Although Henry stresses that his role in the offense was “quite minimal,” id. at 21, the probation office concluded that Henry’s role did not warrant a downward adjustment, and Henry’s counsel did not object to the Guidelines calculations or facts set forth in the presentence report. As for counsel’s argument that a significant length of time had elapsed since Henry’s first-degree rape convictions, there is no dispute that Henry has a long history of committing violent and egregious crimes against female victims. Insofar as counsel suggests that Henry has taken “steps [toward] rehabilitation,” id.
at 20, Henry pleaded guilty to having conspired to distribute cocaine in December 2008, just over one year after he was released from prison and placed on lifetime parole. In fact, Henry was on parole at when he committed the cocaine offense, and he engaged in cocaine trafficking on more than one occasion.

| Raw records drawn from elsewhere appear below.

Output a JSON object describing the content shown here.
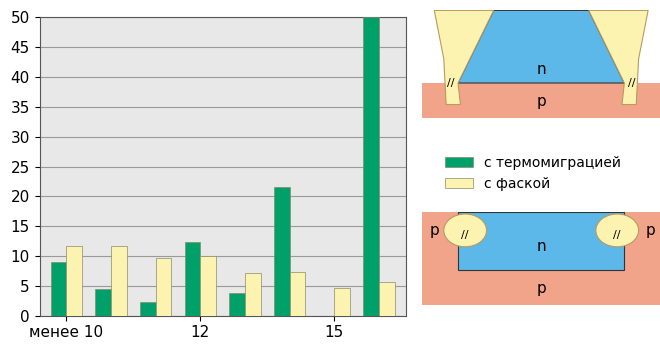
{
  "chart_data": {
    "type": "bar",
    "categories": [
      "менее 10",
      null,
      null,
      "12",
      null,
      null,
      "15",
      null
    ],
    "series": [
      {
        "name": "с термомиграцией",
        "color": "#00a06b",
        "values": [
          9,
          4.5,
          2.3,
          12.3,
          3.8,
          21.5,
          0,
          50
        ]
      },
      {
        "name": "с фаской",
        "color": "#fdf3b0",
        "values": [
          11.7,
          11.7,
          9.7,
          10,
          7.2,
          7.3,
          4.7,
          5.7
        ]
      }
    ],
    "ylim": [
      0,
      50
    ],
    "yticks": [
      0,
      5,
      10,
      15,
      20,
      25,
      30,
      35,
      40,
      45,
      50
    ],
    "grid": true,
    "legend": "center left"
  },
  "diagrams": [
    {
      "texts": [
        "n",
        "p",
        "//",
        "//"
      ]
    },
    {
      "texts": [
        "n",
        "p",
        "p",
        "p",
        "//",
        "//"
      ]
    }
  ]
}
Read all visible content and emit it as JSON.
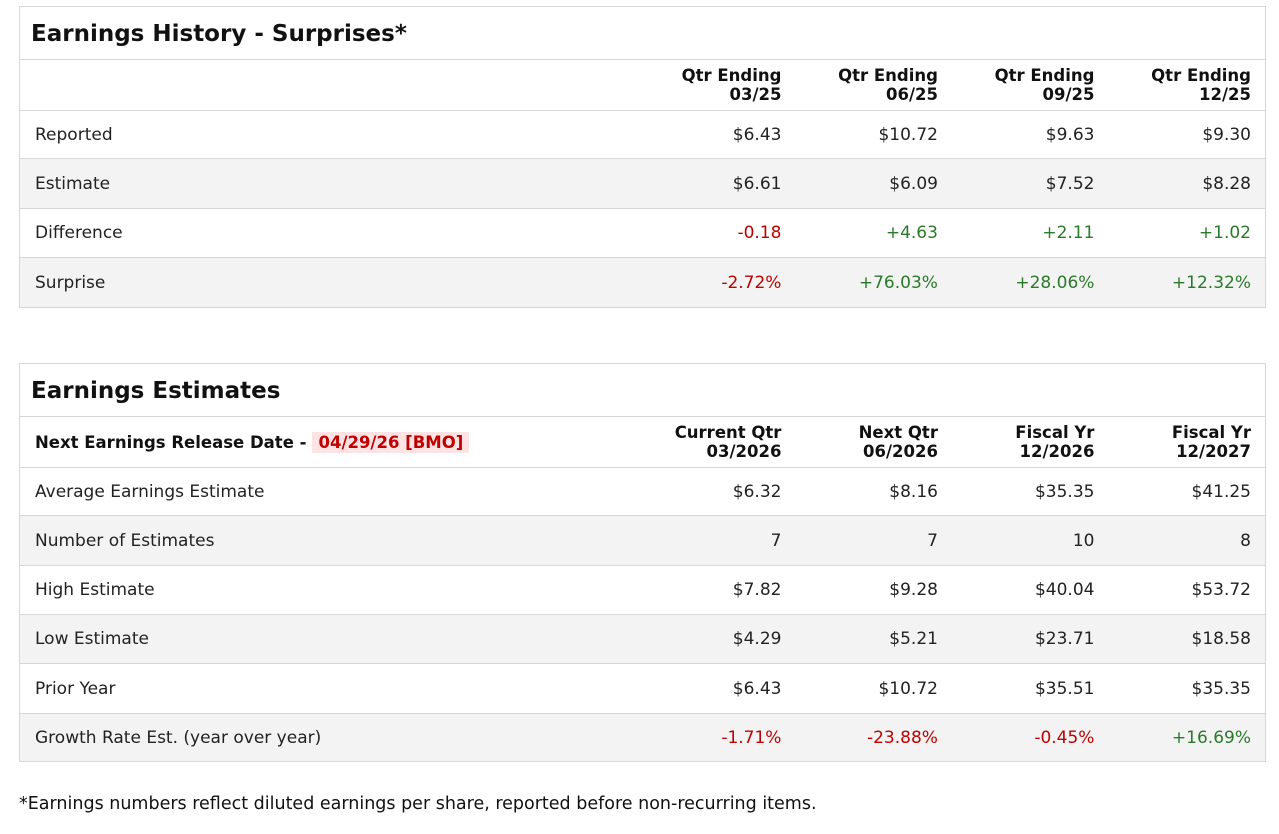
{
  "history": {
    "title": "Earnings History - Surprises*",
    "columns": [
      {
        "line1": "Qtr Ending",
        "line2": "03/25"
      },
      {
        "line1": "Qtr Ending",
        "line2": "06/25"
      },
      {
        "line1": "Qtr Ending",
        "line2": "09/25"
      },
      {
        "line1": "Qtr Ending",
        "line2": "12/25"
      }
    ],
    "rows": [
      {
        "label": "Reported",
        "values": [
          "$6.43",
          "$10.72",
          "$9.63",
          "$9.30"
        ],
        "tones": [
          "",
          "",
          "",
          ""
        ]
      },
      {
        "label": "Estimate",
        "values": [
          "$6.61",
          "$6.09",
          "$7.52",
          "$8.28"
        ],
        "tones": [
          "",
          "",
          "",
          ""
        ]
      },
      {
        "label": "Difference",
        "values": [
          "-0.18",
          "+4.63",
          "+2.11",
          "+1.02"
        ],
        "tones": [
          "neg",
          "pos",
          "pos",
          "pos"
        ]
      },
      {
        "label": "Surprise",
        "values": [
          "-2.72%",
          "+76.03%",
          "+28.06%",
          "+12.32%"
        ],
        "tones": [
          "neg",
          "pos",
          "pos",
          "pos"
        ]
      }
    ]
  },
  "estimates": {
    "title": "Earnings Estimates",
    "release_label": "Next Earnings Release Date -",
    "release_date": "04/29/26 [BMO]",
    "columns": [
      {
        "line1": "Current Qtr",
        "line2": "03/2026"
      },
      {
        "line1": "Next Qtr",
        "line2": "06/2026"
      },
      {
        "line1": "Fiscal Yr",
        "line2": "12/2026"
      },
      {
        "line1": "Fiscal Yr",
        "line2": "12/2027"
      }
    ],
    "rows": [
      {
        "label": "Average Earnings Estimate",
        "values": [
          "$6.32",
          "$8.16",
          "$35.35",
          "$41.25"
        ],
        "tones": [
          "",
          "",
          "",
          ""
        ]
      },
      {
        "label": "Number of Estimates",
        "values": [
          "7",
          "7",
          "10",
          "8"
        ],
        "tones": [
          "",
          "",
          "",
          ""
        ]
      },
      {
        "label": "High Estimate",
        "values": [
          "$7.82",
          "$9.28",
          "$40.04",
          "$53.72"
        ],
        "tones": [
          "",
          "",
          "",
          ""
        ]
      },
      {
        "label": "Low Estimate",
        "values": [
          "$4.29",
          "$5.21",
          "$23.71",
          "$18.58"
        ],
        "tones": [
          "",
          "",
          "",
          ""
        ]
      },
      {
        "label": "Prior Year",
        "values": [
          "$6.43",
          "$10.72",
          "$35.51",
          "$35.35"
        ],
        "tones": [
          "",
          "",
          "",
          ""
        ]
      },
      {
        "label": "Growth Rate Est. (year over year)",
        "values": [
          "-1.71%",
          "-23.88%",
          "-0.45%",
          "+16.69%"
        ],
        "tones": [
          "neg",
          "neg",
          "neg",
          "pos"
        ]
      }
    ]
  },
  "footnote": "*Earnings numbers reflect diluted earnings per share, reported before non-recurring items.",
  "colors": {
    "negative": "#c00000",
    "positive": "#2a7a2a",
    "highlight_bg": "#fde3e3",
    "stripe": "#f3f3f3"
  }
}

In any event, the district court expressly “reviewed and considered all the pertinent information including, but not limited to, the Presentence Investigation Report, the addendum, the submissions by counsel[,] . . . the factors that are outlined in 18 U.S.C. § 3553(a), and . . . the sentencing guidelines,” as well as mitigating factors advanced by Henry’s counsel, in determining that the career-offender Guideline was “fair” in Henry’s case. App. 30. Although the court did not address on the record each argument raised by defense counsel, we do not “impose any rigorous requirement of specific articulation on sentencing judges.” United States

Page 6

v. Verkhoglyad, 516 F.3d 122, 131 (2d Cir. 2008) (internal quotation marks omitted). Here, the district court fulfilled the requirements of § 3553(a) by stating that it had considered defense counsel’s arguments. It indeed made clear that absent Henry’s substantial cooperation and the mitigating factors identified by counsel, it “would have considered sentencing [Henry] at the top of the guideline range in an effort to protect society.” App. 31. Accordingly, considering all of the circumstances, we conclude that Henry’s 110-month sentence is reasonable.

We have considered Henry’s remaining arguments and find them to be without merit. For the reasons stated herein, the judgment of the district court is AFFIRMED.